Back when we were still in Canada in mid-May, we were parked next to a couple from British Columbia at a campground that was on their way back from a month long trip to Alaska. They told us the highlight of their time in Alaska was a sightseeing trip on the LuLu Bell boat out of Valdez.
We had already scheduled a sightseeing boat trip out of Seward, so I wasn’t sure I wanted to do two of these trips (at $170/person they are not cheap!) but I am so glad we did. Karen and Al also decided to add this to our trip too. I knew it was going to be a good day when I walked Makena before we left, and saw two Eagles hanging out on the antennae in our campground.
The four of us walked down to the docks from our campground, and we departed around 10 am on a foggy morning.
Sea lions greeted our boat on the way out of the harbor towards Prince William Sound.
We saw several groups of sea otters throughout the day. I have never seen these before. They are a happy group and always seemed more curious than afraid of the boats.
You never know what you are going to see on a cruise, and we were hopeful for a whale sighting. There was a lot of shouting going on by some of the passengers, when they noticed this “water spout!” We continued to watch and finally the humpback whale surfaced and then went back down. They can stay underwater a long time before surfacing. The captain timed this one, and it would stay under the water 6 minutes before surfacing.
Later in the morning, the fog was lifting and the sun popped out for the day! We continued along the coast of Prince William Sound and came across a beautiful waterfall, Anderson Falls.
Being on a smaller style boat, the captain was able to navigate close to the rocky shoreline, and in and out of some tiny caves.
The captain was searching along the caves for birds, as that is where they like to hang out, especially the Puffin, which I really wanted to see. We did see dozens of them, but I was never able to get a clear photo. They like to hide in the nooks and crannies of the rocks, and then fly away fast. This photo is the best I could get! I call it my “butt” puffin! This is how they hang out.
This is a photo from the internet of the puffin. There are two types: horned and tufted.
We were fortunate to see a second whale, and watched it for a while.
We encountered a very large group of sea lions sunning and playing along the rocks. They can get up to 1500 pounds, and love eating salmon. The locals are not fans of the sea lions because they eat so much of “their” fish.
This is an untouched photo. The Chugach Mountain range is many miles away, but this beautiful blue piece of ice was just floating along the water. The captain estimated it calved from the glacier months ago, as it was several miles away from Columbia Glacier.
We came across another big iceberg, and there was an Eagle sitting on it, in the upper left side.
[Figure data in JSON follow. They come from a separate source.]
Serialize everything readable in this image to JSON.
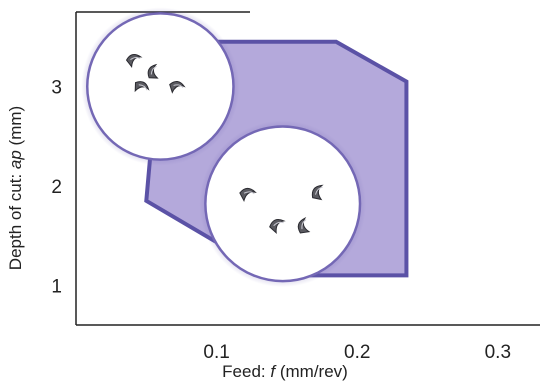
{
  "chart_data": {
    "type": "area",
    "title": "",
    "xlabel": {
      "prefix": "Feed: ",
      "symbol": "f",
      "suffix": " (mm/rev)"
    },
    "ylabel": {
      "prefix": "Depth of cut: ",
      "symbol": "ap",
      "suffix": " (mm)"
    },
    "xlim": [
      0.0,
      0.33
    ],
    "ylim": [
      0.6,
      3.75
    ],
    "x_ticks": [
      0.1,
      0.2,
      0.3
    ],
    "x_tick_labels": [
      "0.1",
      "0.2",
      "0.3"
    ],
    "y_ticks": [
      1,
      2,
      3
    ],
    "y_tick_labels": [
      "1",
      "2",
      "3"
    ],
    "grid": false,
    "region": {
      "name": "",
      "x": [
        0.06,
        0.1,
        0.185,
        0.235,
        0.235,
        0.14,
        0.05
      ],
      "y": [
        3.45,
        3.45,
        3.45,
        3.05,
        1.1,
        1.1,
        1.85
      ]
    },
    "chip_insets": [
      {
        "id": "top-left",
        "x": 0.06,
        "y": 3.0,
        "radius_axis": "x",
        "radius": 0.052,
        "chip_count": 4
      },
      {
        "id": "lower-center",
        "x": 0.147,
        "y": 1.82,
        "radius_axis": "x",
        "radius": 0.055,
        "chip_count": 4
      }
    ],
    "colors": {
      "region_fill": "#b4a9db",
      "region_stroke": "#5b52a6",
      "inset_stroke": "#7468b5",
      "axis": "#222222"
    }
  }
}
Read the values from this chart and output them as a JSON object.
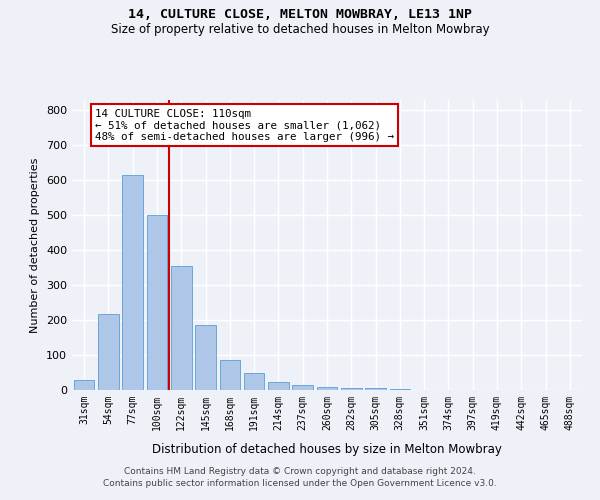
{
  "title1": "14, CULTURE CLOSE, MELTON MOWBRAY, LE13 1NP",
  "title2": "Size of property relative to detached houses in Melton Mowbray",
  "xlabel": "Distribution of detached houses by size in Melton Mowbray",
  "ylabel": "Number of detached properties",
  "categories": [
    "31sqm",
    "54sqm",
    "77sqm",
    "100sqm",
    "122sqm",
    "145sqm",
    "168sqm",
    "191sqm",
    "214sqm",
    "237sqm",
    "260sqm",
    "282sqm",
    "305sqm",
    "328sqm",
    "351sqm",
    "374sqm",
    "397sqm",
    "419sqm",
    "442sqm",
    "465sqm",
    "488sqm"
  ],
  "values": [
    30,
    218,
    615,
    500,
    355,
    185,
    85,
    50,
    22,
    15,
    8,
    5,
    7,
    2,
    0,
    0,
    0,
    0,
    0,
    0,
    0
  ],
  "bar_color": "#aec6e8",
  "bar_edge_color": "#5a9fd4",
  "vline_x": 3.5,
  "vline_color": "#cc0000",
  "annotation_text": "14 CULTURE CLOSE: 110sqm\n← 51% of detached houses are smaller (1,062)\n48% of semi-detached houses are larger (996) →",
  "annotation_box_color": "#ffffff",
  "annotation_box_edge": "#cc0000",
  "ylim": [
    0,
    830
  ],
  "yticks": [
    0,
    100,
    200,
    300,
    400,
    500,
    600,
    700,
    800
  ],
  "footer1": "Contains HM Land Registry data © Crown copyright and database right 2024.",
  "footer2": "Contains public sector information licensed under the Open Government Licence v3.0.",
  "bg_color": "#eef2f8",
  "grid_color": "#ffffff"
}
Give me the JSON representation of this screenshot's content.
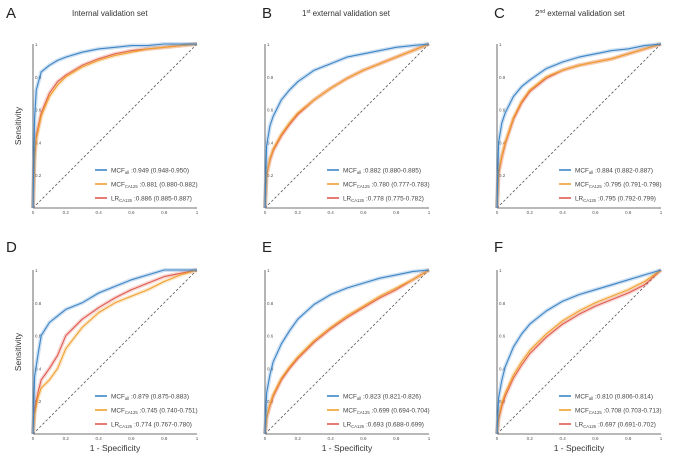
{
  "colors": {
    "all": "#3d85c6",
    "ca125": "#f0a030",
    "lr": "#e05a50",
    "diag": "#555555"
  },
  "chart_data": [
    {
      "panel": "A",
      "title": "Internal validation set",
      "title_sup": "",
      "type": "line",
      "xlabel": "",
      "ylabel": "Sensitivity",
      "xlim": [
        0,
        1
      ],
      "ylim": [
        0,
        1
      ],
      "ticks": [
        "0",
        "0.2",
        "0.4",
        "0.6",
        "0.8",
        "1"
      ],
      "series": [
        {
          "name": "MCF",
          "sub": "all",
          "auc": ":0.949 (0.948-0.950)",
          "color_key": "all",
          "x": [
            0,
            0.01,
            0.02,
            0.05,
            0.1,
            0.15,
            0.2,
            0.3,
            0.4,
            0.5,
            0.6,
            0.7,
            0.8,
            0.9,
            1
          ],
          "y": [
            0,
            0.55,
            0.72,
            0.83,
            0.87,
            0.9,
            0.92,
            0.95,
            0.97,
            0.98,
            0.99,
            0.99,
            1,
            1,
            1
          ]
        },
        {
          "name": "MCF",
          "sub": "CA125",
          "auc": ":0.881 (0.880-0.882)",
          "color_key": "ca125",
          "x": [
            0,
            0.01,
            0.02,
            0.05,
            0.1,
            0.15,
            0.2,
            0.3,
            0.4,
            0.5,
            0.6,
            0.7,
            0.8,
            0.9,
            1
          ],
          "y": [
            0,
            0.3,
            0.42,
            0.56,
            0.68,
            0.75,
            0.8,
            0.86,
            0.9,
            0.93,
            0.95,
            0.97,
            0.98,
            0.99,
            1
          ]
        },
        {
          "name": "LR",
          "sub": "CA125",
          "auc": ":0.886 (0.885-0.887)",
          "color_key": "lr",
          "x": [
            0,
            0.01,
            0.02,
            0.05,
            0.1,
            0.15,
            0.2,
            0.3,
            0.4,
            0.5,
            0.6,
            0.7,
            0.8,
            0.9,
            1
          ],
          "y": [
            0,
            0.32,
            0.44,
            0.58,
            0.7,
            0.77,
            0.81,
            0.87,
            0.91,
            0.94,
            0.96,
            0.97,
            0.98,
            0.99,
            1
          ]
        }
      ]
    },
    {
      "panel": "B",
      "title": " external validation set",
      "title_sup": "st",
      "title_num": "1",
      "type": "line",
      "xlabel": "",
      "ylabel": "",
      "xlim": [
        0,
        1
      ],
      "ylim": [
        0,
        1
      ],
      "ticks": [
        "0",
        "0.2",
        "0.4",
        "0.6",
        "0.8",
        "1"
      ],
      "series": [
        {
          "name": "MCF",
          "sub": "all",
          "auc": ":0.882 (0.880-0.885)",
          "color_key": "all",
          "x": [
            0,
            0.01,
            0.03,
            0.05,
            0.1,
            0.15,
            0.2,
            0.3,
            0.4,
            0.5,
            0.6,
            0.7,
            0.8,
            0.9,
            1
          ],
          "y": [
            0,
            0.38,
            0.5,
            0.56,
            0.66,
            0.72,
            0.77,
            0.84,
            0.88,
            0.92,
            0.94,
            0.96,
            0.98,
            0.99,
            1
          ]
        },
        {
          "name": "MCF",
          "sub": "CA125",
          "auc": ":0.780 (0.777-0.783)",
          "color_key": "ca125",
          "x": [
            0,
            0.01,
            0.03,
            0.05,
            0.1,
            0.15,
            0.2,
            0.3,
            0.4,
            0.5,
            0.6,
            0.7,
            0.8,
            0.9,
            1
          ],
          "y": [
            0,
            0.2,
            0.3,
            0.36,
            0.45,
            0.52,
            0.58,
            0.66,
            0.73,
            0.79,
            0.84,
            0.88,
            0.92,
            0.96,
            1
          ]
        },
        {
          "name": "LR",
          "sub": "CA125",
          "auc": ":0.778 (0.775-0.782)",
          "color_key": "lr",
          "x": [
            0,
            0.01,
            0.03,
            0.05,
            0.1,
            0.15,
            0.2,
            0.3,
            0.4,
            0.5,
            0.6,
            0.7,
            0.8,
            0.9,
            1
          ],
          "y": [
            0,
            0.2,
            0.29,
            0.35,
            0.44,
            0.51,
            0.57,
            0.66,
            0.73,
            0.79,
            0.84,
            0.88,
            0.92,
            0.96,
            1
          ]
        }
      ]
    },
    {
      "panel": "C",
      "title": " external validation set",
      "title_sup": "nd",
      "title_num": "2",
      "type": "line",
      "xlabel": "",
      "ylabel": "",
      "xlim": [
        0,
        1
      ],
      "ylim": [
        0,
        1
      ],
      "ticks": [
        "0",
        "0.2",
        "0.4",
        "0.6",
        "0.8",
        "1"
      ],
      "series": [
        {
          "name": "MCF",
          "sub": "all",
          "auc": ":0.884 (0.882-0.887)",
          "color_key": "all",
          "x": [
            0,
            0.01,
            0.03,
            0.05,
            0.1,
            0.15,
            0.2,
            0.3,
            0.4,
            0.5,
            0.6,
            0.7,
            0.8,
            0.9,
            1
          ],
          "y": [
            0,
            0.4,
            0.52,
            0.58,
            0.68,
            0.74,
            0.78,
            0.85,
            0.89,
            0.92,
            0.94,
            0.96,
            0.97,
            0.99,
            1
          ]
        },
        {
          "name": "MCF",
          "sub": "CA125",
          "auc": ":0.795 (0.791-0.798)",
          "color_key": "ca125",
          "x": [
            0,
            0.01,
            0.03,
            0.05,
            0.1,
            0.15,
            0.2,
            0.3,
            0.4,
            0.5,
            0.6,
            0.7,
            0.8,
            0.9,
            1
          ],
          "y": [
            0,
            0.22,
            0.32,
            0.4,
            0.55,
            0.65,
            0.72,
            0.8,
            0.84,
            0.87,
            0.89,
            0.91,
            0.94,
            0.97,
            1
          ]
        },
        {
          "name": "LR",
          "sub": "CA125",
          "auc": ":0.795 (0.792-0.799)",
          "color_key": "lr",
          "x": [
            0,
            0.01,
            0.03,
            0.05,
            0.1,
            0.15,
            0.2,
            0.3,
            0.4,
            0.5,
            0.6,
            0.7,
            0.8,
            0.9,
            1
          ],
          "y": [
            0,
            0.21,
            0.31,
            0.39,
            0.54,
            0.64,
            0.71,
            0.79,
            0.84,
            0.87,
            0.89,
            0.91,
            0.94,
            0.97,
            1
          ]
        }
      ]
    },
    {
      "panel": "D",
      "title": "",
      "title_sup": "",
      "type": "line",
      "xlabel": "1 - Specificity",
      "ylabel": "Sensitivity",
      "xlim": [
        0,
        1
      ],
      "ylim": [
        0,
        1
      ],
      "ticks": [
        "0",
        "0.2",
        "0.4",
        "0.6",
        "0.8",
        "1"
      ],
      "series": [
        {
          "name": "MCF",
          "sub": "all",
          "auc": ":0.879 (0.875-0.883)",
          "color_key": "all",
          "x": [
            0,
            0.01,
            0.03,
            0.05,
            0.1,
            0.15,
            0.2,
            0.3,
            0.4,
            0.5,
            0.6,
            0.7,
            0.8,
            0.9,
            1
          ],
          "y": [
            0,
            0.35,
            0.48,
            0.6,
            0.68,
            0.72,
            0.76,
            0.8,
            0.86,
            0.9,
            0.94,
            0.97,
            1,
            1,
            1
          ]
        },
        {
          "name": "MCF",
          "sub": "CA125",
          "auc": ":0.745 (0.740-0.751)",
          "color_key": "ca125",
          "x": [
            0,
            0.01,
            0.03,
            0.05,
            0.1,
            0.15,
            0.2,
            0.3,
            0.4,
            0.5,
            0.6,
            0.7,
            0.8,
            0.9,
            1
          ],
          "y": [
            0,
            0.12,
            0.22,
            0.28,
            0.33,
            0.4,
            0.52,
            0.65,
            0.74,
            0.8,
            0.84,
            0.88,
            0.93,
            0.97,
            1
          ]
        },
        {
          "name": "LR",
          "sub": "CA125",
          "auc": ":0.774 (0.767-0.780)",
          "color_key": "lr",
          "x": [
            0,
            0.01,
            0.03,
            0.05,
            0.1,
            0.15,
            0.2,
            0.3,
            0.4,
            0.5,
            0.6,
            0.7,
            0.8,
            0.9,
            1
          ],
          "y": [
            0,
            0.15,
            0.25,
            0.33,
            0.4,
            0.48,
            0.6,
            0.7,
            0.77,
            0.83,
            0.88,
            0.92,
            0.96,
            0.98,
            1
          ]
        }
      ]
    },
    {
      "panel": "E",
      "title": "",
      "title_sup": "",
      "type": "line",
      "xlabel": "1 - Specificity",
      "ylabel": "",
      "xlim": [
        0,
        1
      ],
      "ylim": [
        0,
        1
      ],
      "ticks": [
        "0",
        "0.2",
        "0.4",
        "0.6",
        "0.8",
        "1"
      ],
      "series": [
        {
          "name": "MCF",
          "sub": "all",
          "auc": ":0.823 (0.821-0.826)",
          "color_key": "all",
          "x": [
            0,
            0.01,
            0.03,
            0.05,
            0.1,
            0.15,
            0.2,
            0.3,
            0.4,
            0.5,
            0.6,
            0.7,
            0.8,
            0.9,
            1
          ],
          "y": [
            0,
            0.25,
            0.36,
            0.44,
            0.55,
            0.63,
            0.7,
            0.79,
            0.85,
            0.89,
            0.92,
            0.95,
            0.97,
            0.99,
            1
          ]
        },
        {
          "name": "MCF",
          "sub": "CA125",
          "auc": ":0.699 (0.694-0.704)",
          "color_key": "ca125",
          "x": [
            0,
            0.01,
            0.03,
            0.05,
            0.1,
            0.15,
            0.2,
            0.3,
            0.4,
            0.5,
            0.6,
            0.7,
            0.8,
            0.9,
            1
          ],
          "y": [
            0,
            0.1,
            0.18,
            0.24,
            0.34,
            0.41,
            0.47,
            0.57,
            0.65,
            0.72,
            0.78,
            0.84,
            0.89,
            0.94,
            1
          ]
        },
        {
          "name": "LR",
          "sub": "CA125",
          "auc": ":0.693 (0.688-0.699)",
          "color_key": "lr",
          "x": [
            0,
            0.01,
            0.03,
            0.05,
            0.1,
            0.15,
            0.2,
            0.3,
            0.4,
            0.5,
            0.6,
            0.7,
            0.8,
            0.9,
            1
          ],
          "y": [
            0,
            0.1,
            0.17,
            0.23,
            0.33,
            0.4,
            0.46,
            0.56,
            0.64,
            0.71,
            0.77,
            0.83,
            0.88,
            0.94,
            1
          ]
        }
      ]
    },
    {
      "panel": "F",
      "title": "",
      "title_sup": "",
      "type": "line",
      "xlabel": "1 - Specificity",
      "ylabel": "",
      "xlim": [
        0,
        1
      ],
      "ylim": [
        0,
        1
      ],
      "ticks": [
        "0",
        "0.2",
        "0.4",
        "0.6",
        "0.8",
        "1"
      ],
      "series": [
        {
          "name": "MCF",
          "sub": "all",
          "auc": ":0.810 (0.806-0.814)",
          "color_key": "all",
          "x": [
            0,
            0.01,
            0.03,
            0.05,
            0.1,
            0.15,
            0.2,
            0.3,
            0.4,
            0.5,
            0.6,
            0.7,
            0.8,
            0.9,
            1
          ],
          "y": [
            0,
            0.22,
            0.33,
            0.41,
            0.53,
            0.61,
            0.67,
            0.75,
            0.81,
            0.85,
            0.88,
            0.91,
            0.94,
            0.97,
            1
          ]
        },
        {
          "name": "MCF",
          "sub": "CA125",
          "auc": ":0.708 (0.703-0.713)",
          "color_key": "ca125",
          "x": [
            0,
            0.01,
            0.03,
            0.05,
            0.1,
            0.15,
            0.2,
            0.3,
            0.4,
            0.5,
            0.6,
            0.7,
            0.8,
            0.9,
            1
          ],
          "y": [
            0,
            0.1,
            0.19,
            0.25,
            0.36,
            0.44,
            0.51,
            0.61,
            0.69,
            0.75,
            0.8,
            0.84,
            0.88,
            0.93,
            1
          ]
        },
        {
          "name": "LR",
          "sub": "CA125",
          "auc": ":0.697 (0.691-0.702)",
          "color_key": "lr",
          "x": [
            0,
            0.01,
            0.03,
            0.05,
            0.1,
            0.15,
            0.2,
            0.3,
            0.4,
            0.5,
            0.6,
            0.7,
            0.8,
            0.9,
            1
          ],
          "y": [
            0,
            0.09,
            0.17,
            0.23,
            0.34,
            0.42,
            0.49,
            0.59,
            0.67,
            0.73,
            0.78,
            0.82,
            0.86,
            0.91,
            1
          ]
        }
      ]
    }
  ]
}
As we got closer, it flew away.
It was really an amazing cruise, and we still had another hour to get up close to the glacier. It was also starting to get pretty cold, even though it is bright and sunny out!
The captain did an excellent job navigating around all the icebergs and growlers, which are the smaller pieces of ice.
Closer to the glacier the number of growlers increased, and we started to see Harbor Seals.
Our first view of the Columbia Glacier with the Chugach Mountains in the background. The Columbia Glacier is one of the most rapidly changing glaciers in the world. Since 1980 it has retreated 12 miles.
Zoomed in photo of the terminus of the glacier. The wall is 300 feet high.
The glacier is frequently calving, causing the water to be full of icebergs, making it difficult to get close to the glacier itself. The captain was able to get about 1/4 mile away.
The captain anchored the boat for a while, and the crew took photos for the guests. At this point, it was 37 degrees outside! I wish I would have brought my winter coat.
On our way back to the harbor in Valdez, we continued to pass amazing icebergs!
Saw some mountain goats on the cliffs.
And had a closer look at the terminal for the Alaska Pipeline.
By the time we returned to the dock, it was close to 9 pm (even though the pipeline photo looks like mid-afternoon!). It was a long, chilly day, but definitely worth it. A lifetime of memories from this cruise alone.
Quote of the day: “If you can’t be in awe of Mother Nature, there is something wrong with you.” – Alex Trebek
Thank you! Pictures do not do justice to the beauty!
Loved this blog and your photos! My friend, Beth Burgess worked on the Lulu Belle two summers, I believe. I think it was her favorite workamping job. Glad you got to ride on it.
I have heard they take work campers. It would be a lot of work for the crew, but good tips!
Wow what an adventure y’all are having, not only this boat trip but your entire trip. Thanks for sharing.